The Berlin Wall
After spending a good portion of his career in customer service, Blaine Ross has found a happy niche as a reference assistant at the Beaverton City Library.
“I’ve run a fish market, a deli and driven a bakery truck … I kind of surprised myself by turning up in a library,” he says.
A friend is to blame. She recommended he take a test to become a library assistant. He did, and then worked for Multnomah County Libraries for seven years. He’s now completed a decade at the Beaverton library.
The job clearly suits him. “I love helping people find resources,” he says. “And I’m learning all the time, because everybody’s interested in something different.”
When Blaine isn’t in the library, he’s drawn to the outdoors. “I don’t want to look at a screen all the time,” he explains. “I’d rather be interacting with something in three dimensions.”
Ross is a multi-dimensional guy himself. Fluent in Spanish and well-travelled, he happened to arrive in Berlin when the Berlin Wall came down in 1989. “It was an unbelievable moment in history,” he says. “Aside from when my kids were born, I don’t remember another time when I cried tears of joy.”

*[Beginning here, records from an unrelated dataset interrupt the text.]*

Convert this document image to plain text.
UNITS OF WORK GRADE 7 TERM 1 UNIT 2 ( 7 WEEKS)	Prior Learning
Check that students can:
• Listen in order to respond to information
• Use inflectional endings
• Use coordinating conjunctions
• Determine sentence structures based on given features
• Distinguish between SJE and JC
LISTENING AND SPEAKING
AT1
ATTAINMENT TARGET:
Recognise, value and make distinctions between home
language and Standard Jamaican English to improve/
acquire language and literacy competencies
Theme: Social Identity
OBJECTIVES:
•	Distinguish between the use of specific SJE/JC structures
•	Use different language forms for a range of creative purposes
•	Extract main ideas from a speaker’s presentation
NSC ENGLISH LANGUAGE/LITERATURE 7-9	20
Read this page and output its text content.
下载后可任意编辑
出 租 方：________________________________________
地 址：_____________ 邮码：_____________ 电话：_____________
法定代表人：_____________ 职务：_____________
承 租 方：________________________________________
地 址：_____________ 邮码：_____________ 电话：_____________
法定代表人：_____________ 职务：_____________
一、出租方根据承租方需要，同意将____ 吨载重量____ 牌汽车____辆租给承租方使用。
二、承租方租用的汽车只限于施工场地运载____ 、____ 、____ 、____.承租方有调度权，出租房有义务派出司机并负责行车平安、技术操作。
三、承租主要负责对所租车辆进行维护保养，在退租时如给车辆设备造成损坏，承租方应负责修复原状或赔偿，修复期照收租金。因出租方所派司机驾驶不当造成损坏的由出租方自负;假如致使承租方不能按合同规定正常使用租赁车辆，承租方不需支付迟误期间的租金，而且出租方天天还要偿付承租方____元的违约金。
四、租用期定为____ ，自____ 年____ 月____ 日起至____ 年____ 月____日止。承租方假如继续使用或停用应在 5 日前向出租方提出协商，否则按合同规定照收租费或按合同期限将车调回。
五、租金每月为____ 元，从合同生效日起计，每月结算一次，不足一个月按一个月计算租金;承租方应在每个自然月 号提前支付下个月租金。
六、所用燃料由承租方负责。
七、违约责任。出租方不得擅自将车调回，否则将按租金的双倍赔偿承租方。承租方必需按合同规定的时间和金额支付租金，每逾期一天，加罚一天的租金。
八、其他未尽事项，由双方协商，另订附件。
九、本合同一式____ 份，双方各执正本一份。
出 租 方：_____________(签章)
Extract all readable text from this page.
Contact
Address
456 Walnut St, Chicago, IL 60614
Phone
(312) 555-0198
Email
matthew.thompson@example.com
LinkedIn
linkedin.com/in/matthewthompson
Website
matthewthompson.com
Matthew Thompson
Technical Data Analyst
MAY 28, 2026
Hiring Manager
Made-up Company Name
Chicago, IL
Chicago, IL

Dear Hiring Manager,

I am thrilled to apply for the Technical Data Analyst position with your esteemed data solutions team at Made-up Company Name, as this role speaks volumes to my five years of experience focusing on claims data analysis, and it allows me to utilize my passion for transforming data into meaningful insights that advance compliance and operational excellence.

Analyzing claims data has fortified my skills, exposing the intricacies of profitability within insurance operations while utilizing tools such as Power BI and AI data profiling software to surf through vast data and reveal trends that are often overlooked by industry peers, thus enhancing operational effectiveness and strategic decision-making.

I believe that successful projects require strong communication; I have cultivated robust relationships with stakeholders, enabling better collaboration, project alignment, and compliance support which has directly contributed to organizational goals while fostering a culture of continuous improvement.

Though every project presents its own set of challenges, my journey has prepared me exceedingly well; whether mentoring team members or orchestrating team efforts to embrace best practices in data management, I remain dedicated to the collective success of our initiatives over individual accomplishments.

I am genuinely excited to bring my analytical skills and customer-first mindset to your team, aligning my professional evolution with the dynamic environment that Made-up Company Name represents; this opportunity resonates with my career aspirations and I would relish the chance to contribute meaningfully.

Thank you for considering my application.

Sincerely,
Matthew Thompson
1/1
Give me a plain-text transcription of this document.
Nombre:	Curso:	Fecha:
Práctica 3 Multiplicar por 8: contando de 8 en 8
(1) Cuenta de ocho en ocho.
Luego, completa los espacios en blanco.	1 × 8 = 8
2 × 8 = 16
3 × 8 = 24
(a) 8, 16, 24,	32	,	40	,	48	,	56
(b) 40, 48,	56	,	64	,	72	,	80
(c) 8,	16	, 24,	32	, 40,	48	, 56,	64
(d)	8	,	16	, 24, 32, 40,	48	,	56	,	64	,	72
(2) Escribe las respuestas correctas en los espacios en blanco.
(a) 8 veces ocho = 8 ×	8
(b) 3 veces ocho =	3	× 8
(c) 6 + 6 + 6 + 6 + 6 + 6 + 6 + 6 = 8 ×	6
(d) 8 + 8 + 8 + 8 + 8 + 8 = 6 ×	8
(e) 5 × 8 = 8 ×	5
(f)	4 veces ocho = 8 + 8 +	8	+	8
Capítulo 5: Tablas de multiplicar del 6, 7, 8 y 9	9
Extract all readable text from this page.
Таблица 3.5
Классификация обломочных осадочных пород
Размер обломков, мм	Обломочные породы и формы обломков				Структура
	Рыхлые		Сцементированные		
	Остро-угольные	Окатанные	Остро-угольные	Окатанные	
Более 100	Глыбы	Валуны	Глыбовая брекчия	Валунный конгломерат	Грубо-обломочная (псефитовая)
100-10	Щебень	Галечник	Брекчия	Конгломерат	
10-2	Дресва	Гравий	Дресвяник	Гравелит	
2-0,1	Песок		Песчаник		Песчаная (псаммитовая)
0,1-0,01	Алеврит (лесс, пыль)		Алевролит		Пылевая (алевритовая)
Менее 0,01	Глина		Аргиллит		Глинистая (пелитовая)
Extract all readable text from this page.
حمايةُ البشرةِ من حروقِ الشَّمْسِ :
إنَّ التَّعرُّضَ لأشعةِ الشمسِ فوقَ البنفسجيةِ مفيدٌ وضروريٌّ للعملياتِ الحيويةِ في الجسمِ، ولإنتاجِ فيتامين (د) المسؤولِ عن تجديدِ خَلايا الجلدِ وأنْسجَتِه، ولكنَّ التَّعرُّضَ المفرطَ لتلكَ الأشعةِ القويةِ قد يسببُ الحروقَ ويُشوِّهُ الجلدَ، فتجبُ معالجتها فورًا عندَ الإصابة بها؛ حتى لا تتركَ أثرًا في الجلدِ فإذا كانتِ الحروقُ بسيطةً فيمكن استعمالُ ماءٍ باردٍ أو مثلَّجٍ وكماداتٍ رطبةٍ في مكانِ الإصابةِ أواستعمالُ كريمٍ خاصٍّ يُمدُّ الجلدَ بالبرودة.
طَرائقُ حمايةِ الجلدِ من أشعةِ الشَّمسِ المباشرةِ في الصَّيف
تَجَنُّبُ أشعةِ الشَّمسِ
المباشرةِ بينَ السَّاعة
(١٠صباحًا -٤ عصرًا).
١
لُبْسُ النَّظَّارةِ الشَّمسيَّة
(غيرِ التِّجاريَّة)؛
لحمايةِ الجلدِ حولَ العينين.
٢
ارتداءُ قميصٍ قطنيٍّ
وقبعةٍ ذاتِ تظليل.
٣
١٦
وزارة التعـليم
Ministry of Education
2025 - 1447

“There was this continual sound of clinking as people chipped away at the wall. The East Germans who came across the border were treated like celebrities.”
Blaine will welcome the time when he can see patrons and colleagues again. “We have a great team at Beaverton. I’m really proud to be part of the library culture there.”
“I see myself as an ambassador. I want to make sure every person who comes in has a great experience.”